The sequences of the small interfering RNAs (siRNAs) targeting the LAMP2A gene were 5′-GCAGTGCAGATGACGACAA-3′ (1283), 5′-GCACCATCATGCTGGATAT-3′ (1383), 5′-CCCAGTGTCATTAGATAAT-3′ (2067) and 5′-GGCTACAACAGAACTTAAA-3′ (3818), defined as shLAMP2A1, shLAMP2A2, shLAMP2A3 and shLAMP2A4, respectively. The hairpin (sense–loop–antisense) for these sequences was inserted in the multicloning region (BamHI and EcoRI) of the pGLV-EGFP vector (GenePharma). For the LAMP2A overexpression vector, the LAMP2A PCR product was obtained by amplifying the LAMP2A sequence from the pCMV6-XL5-LAMP2A vector and cloned into the NotI and BamHI sites of EF1α-LV5-EGFP vector (GenePharma). The primers used were as follows: forward: 5′-GATATGGCGGCCGCGCCACCATGGTGTGCTTCCGCCTCTTCC-3′, reverse: 5′-GTATGGGATCCCTAAAATTGCTCATATCCAGCATGATG-3′. Then, according to the manufacturer’s protocol, HEK293T cells were co-transfected with a shuttle vector (pGLV-EGFP-LAMP2A shRNA or LAMP2A overexpression) and packaging vectors (Helper vector-I, Helper vector-II and Helper vector-III) to generate lentivirus particles. The cellular supernatant was then collected. All of the virus titers reached 2 × 108 TU/ml. MDA-MB-231, MCF10A and MDA-MB-468 cells were infected with lentiviruses expressing the LAMP2A shRNAs or the LAMP2A overexpression vectors (GenePharma), and the culture medium was replaced with fresh medium containing 10% FBS 12 h later. Then, the cells were stably selected by puromycin treatment.

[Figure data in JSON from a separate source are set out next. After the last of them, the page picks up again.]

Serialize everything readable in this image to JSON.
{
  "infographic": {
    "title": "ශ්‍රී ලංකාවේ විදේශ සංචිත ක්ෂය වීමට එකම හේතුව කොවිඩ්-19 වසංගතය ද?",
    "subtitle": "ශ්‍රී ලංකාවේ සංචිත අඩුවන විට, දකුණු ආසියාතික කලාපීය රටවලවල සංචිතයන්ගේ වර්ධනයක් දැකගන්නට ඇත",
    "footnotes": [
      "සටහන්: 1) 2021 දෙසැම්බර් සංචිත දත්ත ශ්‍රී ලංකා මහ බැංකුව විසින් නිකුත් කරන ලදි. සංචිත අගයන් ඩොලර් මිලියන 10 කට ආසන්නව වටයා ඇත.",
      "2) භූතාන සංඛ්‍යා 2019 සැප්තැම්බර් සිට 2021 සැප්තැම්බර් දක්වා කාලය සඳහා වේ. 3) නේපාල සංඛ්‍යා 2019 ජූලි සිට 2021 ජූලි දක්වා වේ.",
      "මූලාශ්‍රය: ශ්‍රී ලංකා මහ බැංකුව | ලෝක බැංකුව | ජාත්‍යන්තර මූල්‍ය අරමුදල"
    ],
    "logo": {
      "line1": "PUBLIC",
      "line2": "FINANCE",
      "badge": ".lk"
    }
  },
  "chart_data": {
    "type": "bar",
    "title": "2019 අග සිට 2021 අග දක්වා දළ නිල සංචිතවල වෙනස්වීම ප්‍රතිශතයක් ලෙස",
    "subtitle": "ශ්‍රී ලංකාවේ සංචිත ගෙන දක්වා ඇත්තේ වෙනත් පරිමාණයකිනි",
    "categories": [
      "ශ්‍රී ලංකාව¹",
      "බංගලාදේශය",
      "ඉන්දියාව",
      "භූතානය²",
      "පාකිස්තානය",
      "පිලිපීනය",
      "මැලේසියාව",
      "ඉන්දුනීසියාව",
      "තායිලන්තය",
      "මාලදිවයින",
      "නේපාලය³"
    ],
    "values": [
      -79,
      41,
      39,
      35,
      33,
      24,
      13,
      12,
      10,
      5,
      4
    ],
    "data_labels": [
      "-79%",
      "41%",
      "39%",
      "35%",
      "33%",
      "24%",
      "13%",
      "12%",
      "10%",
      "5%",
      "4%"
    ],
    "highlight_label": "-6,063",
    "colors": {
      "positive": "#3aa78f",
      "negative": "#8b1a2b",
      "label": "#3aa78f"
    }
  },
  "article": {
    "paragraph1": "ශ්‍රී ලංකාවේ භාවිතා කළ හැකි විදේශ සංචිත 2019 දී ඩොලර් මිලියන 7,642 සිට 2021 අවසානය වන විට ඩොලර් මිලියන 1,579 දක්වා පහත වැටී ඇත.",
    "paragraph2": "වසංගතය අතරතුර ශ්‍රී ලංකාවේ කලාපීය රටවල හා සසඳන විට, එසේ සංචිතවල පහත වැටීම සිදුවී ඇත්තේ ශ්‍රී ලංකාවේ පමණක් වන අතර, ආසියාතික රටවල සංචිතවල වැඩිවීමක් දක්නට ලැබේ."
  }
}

Association of human recombinant his-GAPDH with lysosomes

Lysosome isolation was performed according to the manufacturer’s instructions using a Lysosome Enrichment Kit for tissue and cultured cells (Pierce, 89839). The association of his-GAPDH with isolated lysosomes was analyzed according to a previous study33. Briefly, freshly isolated lysosomes were incubated with protease inhibitor for 10 min on ice. Then, lysosomes (100 μg of protein), 50 μg of his-GAPDH, 2 μg of his-HSC70 and 6 × energy regenerating system (60 mM ATP, 12 mM phosphocreatine, 0.3 mg/ml creatine phosphokinase, 60 mM MgCl2, pH 7.3) were mixed together and incubated for 20 min at 37 °C. Lysosomes were collected by centrifugation, washed with PBS, and subjected to SDS-PAGE and immunoblotting for his-GAPDH.

Western blotting analysis, immunofluorescence staining, quantitative real-time PCR and in vitro studies

Western blotting analysis, immunofluorescence staining, quantitative real-time PCR (qRT-PCR) and in vitro studies were performed as described previously20, 32, 34, detailed in Supplementary Materials and Methods.

Animal studies

Four- to six-week-old female BALB/c athymic nude mice (Experimental Animal Center of the Third Military Medical University) were housed with free access to food and water for 7 days after arrival. All the animal experiments were carried out in accordance with the institutional protocols and approved by the Ethics Committee of the Third Military Medical University, Chongqing, China. For the tumor growth assay, each mouse was subcutaneously injected in the right flank with 1 × 107 shLAMP2A or shControl MDA-MB-231 cells in 200 µl of serum-free RPMI-1640 medium. The tumor size was measured every 2 days, and the tumor volumes were calculated using the standard formula length × width × width × 0.5. For the metastasis assay, the mice were inoculated with shLAMP2A or shControl MDA-MB-231 cells or with shLAMP2A or shControl MDA-MB-468 cells (2 × 106 cells per mouse in 150 µl RPMI 1640 medium or DMEM) by tail vein injection. After 60 days, the mice were sacrificed. Autopsies were performed, and the subcutaneous tumors were used for immunohistochemistry to detect the macroautophagic level. Organs from the mice of all groups were fixed and routinely stained with H&E to assess the metastases; the numbers of metastases were recorded under a light microscope.

Statistical analysis

A log-rank test was used for survival analysis, and one-way ANOVA and t-test were used to analyze the variance. Numerical data were expressed as the mean ± SD. All P values < 0.05 were considered significant.

Data availability statement

All data in our manuscript are available.